Ein Donnerstag im Juni 1913.

Der Zug bummelte durch Obstgärten und Maisfelder – zwei abgenützte Personenwagen und ein Gepäckwagen. Hast und Betriebsamkeit waren auf dieser Zweiglinie noch nicht entdeckt, und es dauerte fünf Stunden, bis die hundertzwanzig Meilen von Zenith nach Banjo Crossing zurückgelegt waren.

Der Reverend Elmer Gantry war im Stande der Gnade. Da er beschlossen hatte, hinfort rein, demütig und menschenfreundlich zu sein, war er wohlwollend gegen alle seine Reisegenossen. Er bemutterte die Welt, ob die Welt es mochte oder nicht.

Aber er bestand auf nichts, was ihn äußerlich als Pfarrer, als professionellen Guten Mann gekennzeichnet hätte. Er trug einen ruhig bescheidenen grauen Sakkoanzug, eine bescheiden prächtige rotbraune Kravatte. Nicht nur als Geistlicher, schon als Bürger, sagte er sich, hatte er die Pflicht, seinen Weggenossen das Leben angenehmer und leichter zu machen.

Der alte Schaffner kannte die meisten seiner Passagiere bei den Vornamen, sie begrüßten ihn als »Onkel Ben«, aber er verabscheute Fremde in diesem Zug. Als Elmer brüllte: »Reizender Tag, Bruder!« sah Onkel Ben ihn an, als wollte er sagen: »Na, meine Schuld ist es nicht!« Doch Elmer fuhr in seinen brüderlichen Gewalttätigkeiten fort, bis der alte Mann zur Einsammlung der Fahrkarten für den Rest des Weges den Bremser hineinschickte.

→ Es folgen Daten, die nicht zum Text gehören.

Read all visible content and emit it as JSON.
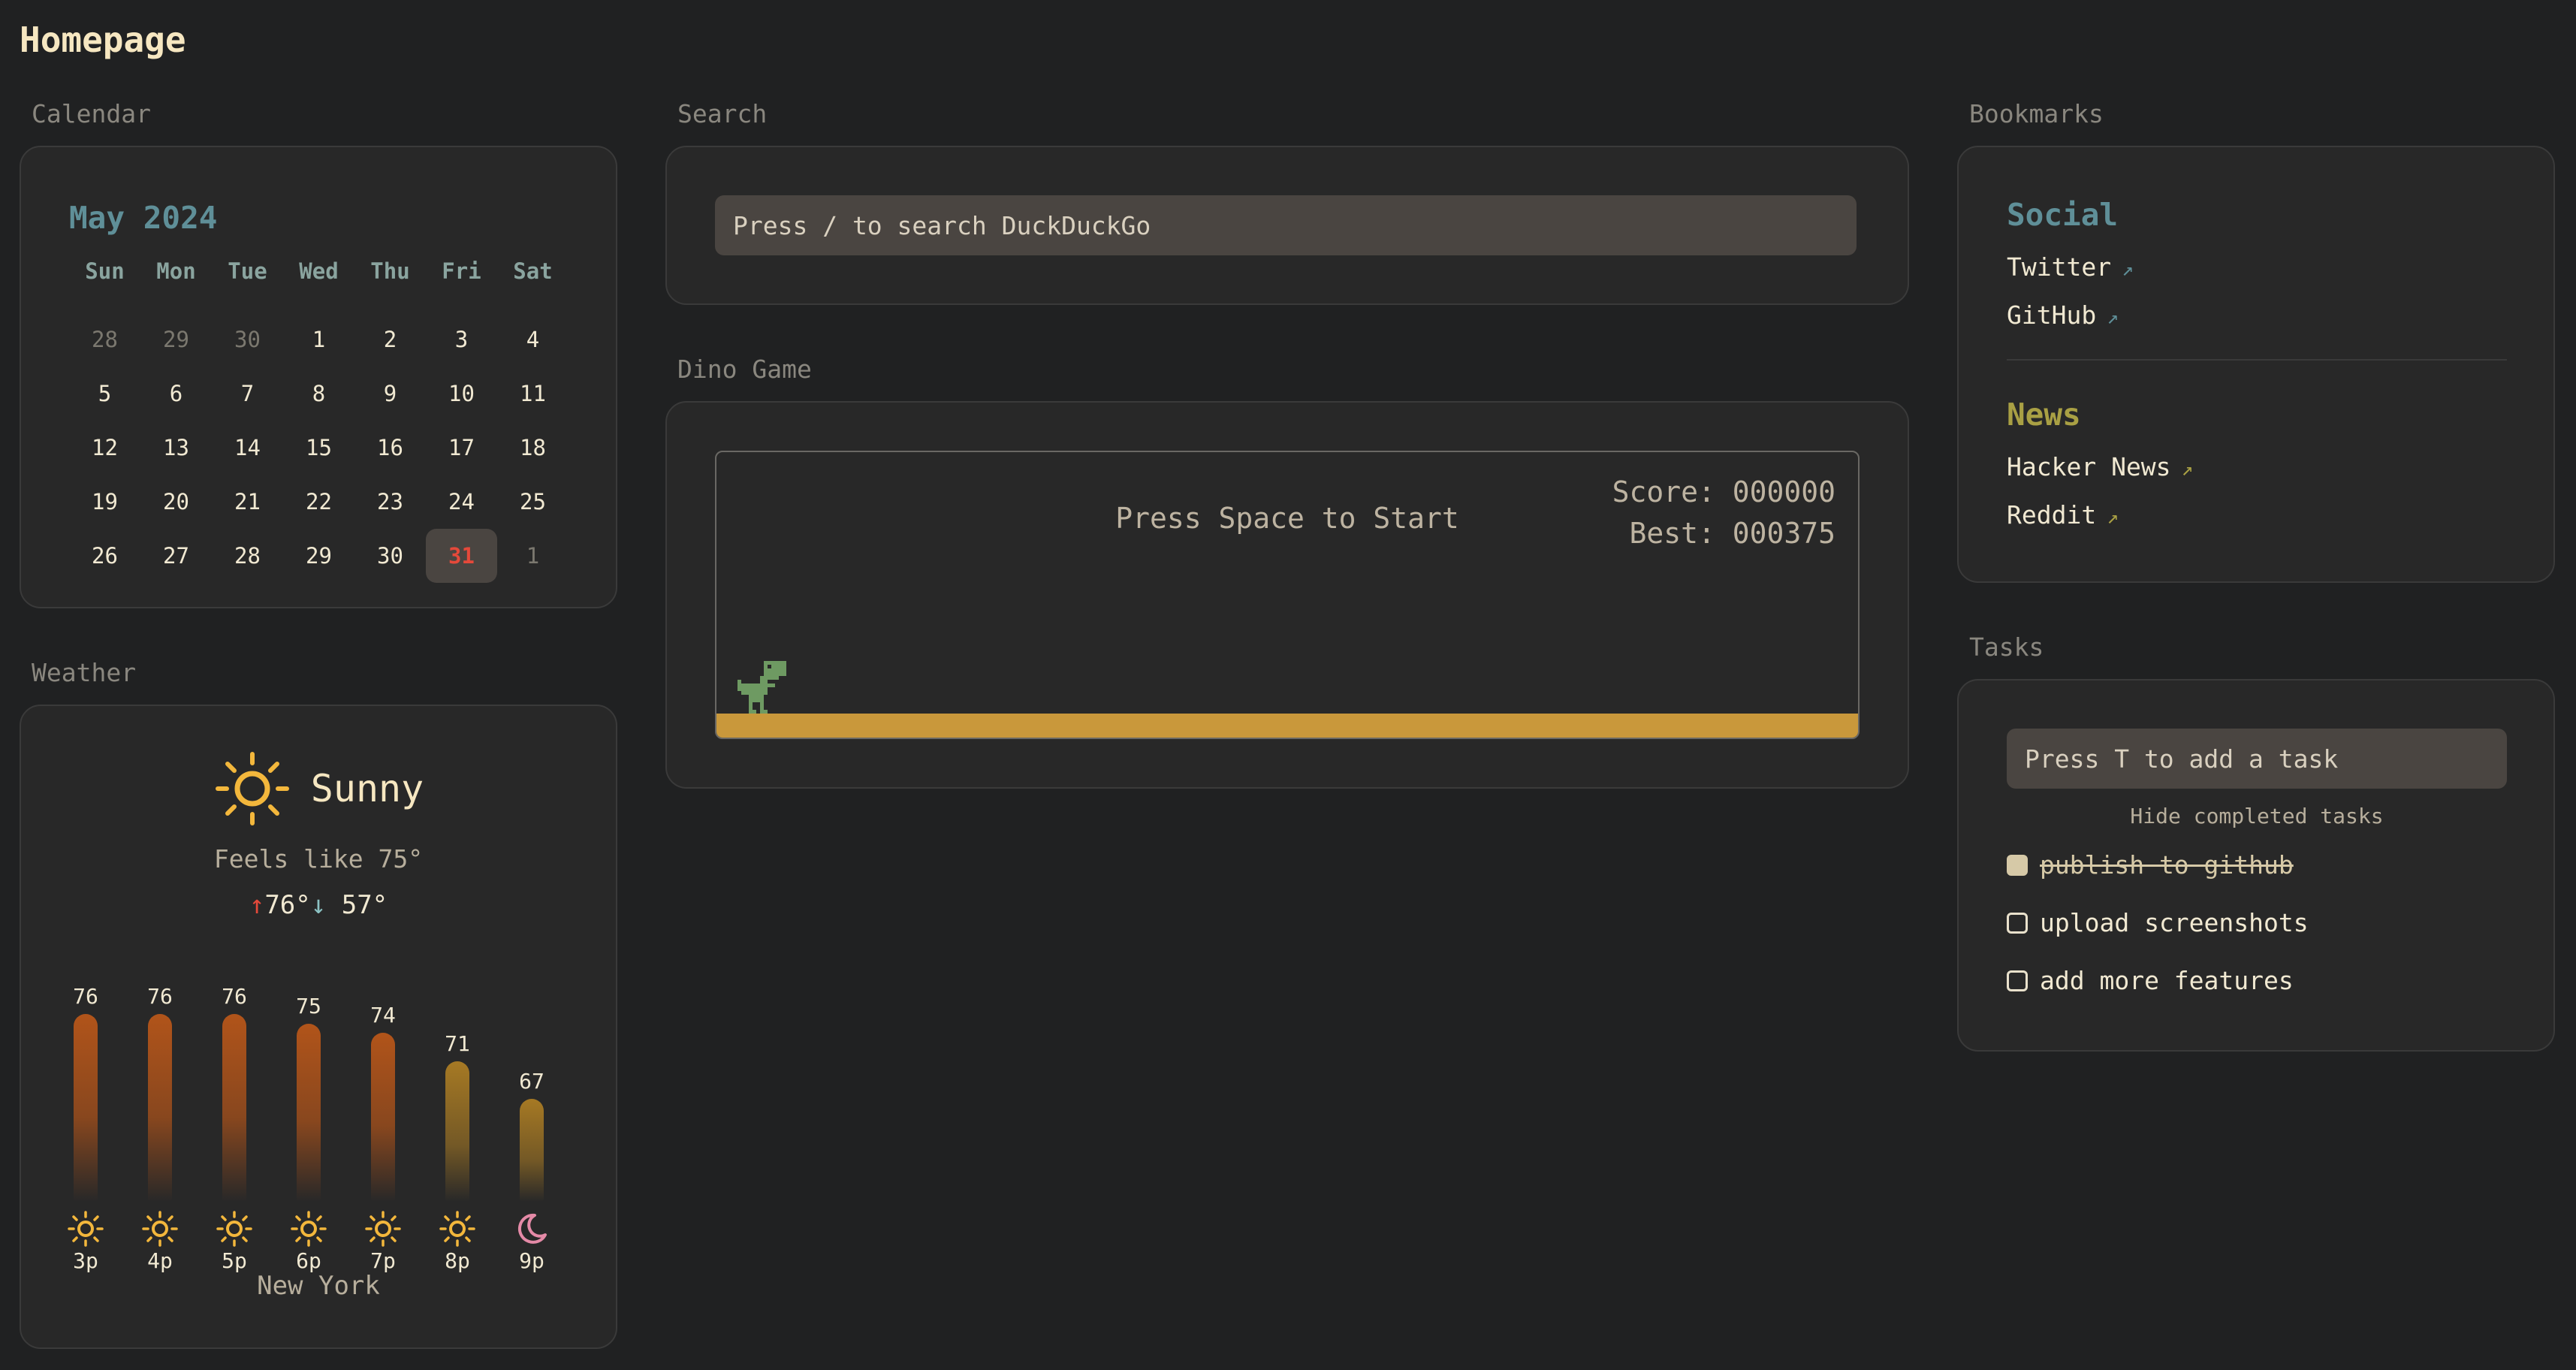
{
  "page": {
    "title": "Homepage"
  },
  "calendar": {
    "label": "Calendar",
    "month": "May 2024",
    "days_of_week": [
      "Sun",
      "Mon",
      "Tue",
      "Wed",
      "Thu",
      "Fri",
      "Sat"
    ],
    "weeks": [
      [
        "28",
        "29",
        "30",
        "1",
        "2",
        "3",
        "4"
      ],
      [
        "5",
        "6",
        "7",
        "8",
        "9",
        "10",
        "11"
      ],
      [
        "12",
        "13",
        "14",
        "15",
        "16",
        "17",
        "18"
      ],
      [
        "19",
        "20",
        "21",
        "22",
        "23",
        "24",
        "25"
      ],
      [
        "26",
        "27",
        "28",
        "29",
        "30",
        "31",
        "1"
      ]
    ],
    "today": "31"
  },
  "weather": {
    "label": "Weather",
    "condition": "Sunny",
    "condition_icon": "sun-icon",
    "feels_like": "Feels like 75°",
    "high_arrow": "↑",
    "high": "76°",
    "low_arrow": "↓",
    "low": "57°",
    "city": "New York",
    "hourly": [
      {
        "time": "3p",
        "temp": 76,
        "icon": "sun-icon"
      },
      {
        "time": "4p",
        "temp": 76,
        "icon": "sun-icon"
      },
      {
        "time": "5p",
        "temp": 76,
        "icon": "sun-icon"
      },
      {
        "time": "6p",
        "temp": 75,
        "icon": "sun-icon"
      },
      {
        "time": "7p",
        "temp": 74,
        "icon": "sun-icon"
      },
      {
        "time": "8p",
        "temp": 71,
        "icon": "sun-icon"
      },
      {
        "time": "9p",
        "temp": 67,
        "icon": "moon-icon"
      }
    ]
  },
  "search": {
    "label": "Search",
    "placeholder": "Press / to search DuckDuckGo"
  },
  "dino": {
    "label": "Dino Game",
    "start_text": "Press Space to Start",
    "score": "Score: 000000",
    "best": "Best: 000375"
  },
  "bookmarks": {
    "label": "Bookmarks",
    "groups": [
      {
        "title": "Social",
        "links": [
          "Twitter",
          "GitHub"
        ]
      },
      {
        "title": "News",
        "links": [
          "Hacker News",
          "Reddit"
        ]
      }
    ],
    "arrow": "↗"
  },
  "tasks": {
    "label": "Tasks",
    "placeholder": "Press T to add a task",
    "hide_completed": "Hide completed tasks",
    "items": [
      {
        "text": "publish to github",
        "done": true
      },
      {
        "text": "upload screenshots",
        "done": false
      },
      {
        "text": "add more features",
        "done": false
      }
    ]
  },
  "colors": {
    "background": "#202122",
    "card": "#282828",
    "social_accent": "#5f8f98",
    "news_accent": "#a9a044",
    "today": "#e5493a",
    "bar": "#b1541a",
    "ground": "#c9983b",
    "sun": "#f3b73c",
    "moon": "#e58aa7"
  }
}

Einem Reisenden, der ein Streichholz borgen wollte, brüllte Elmer zu: »Ich rauche nicht, Bruder, und ich glaub' auch nicht, daß George Washington geraucht hat!« Seine Gefälligkeiten wurden mit so wenig Dank empfangen, daß er der guten Werke fast müde geworden wäre; doch als er einer alten Frau den Koffer aus dem Zug hinaustrug, schmeichelte sie ihm mit der Bewunderung, die er verdiente; er fühlte sich bewegt, Kindern – zu deren Entsetzen – den Kopf zu tätscheln und einem Alten, der seit siebenundvierzig Jahren Landwirt war, die Wechselwirtschaft zu erklären.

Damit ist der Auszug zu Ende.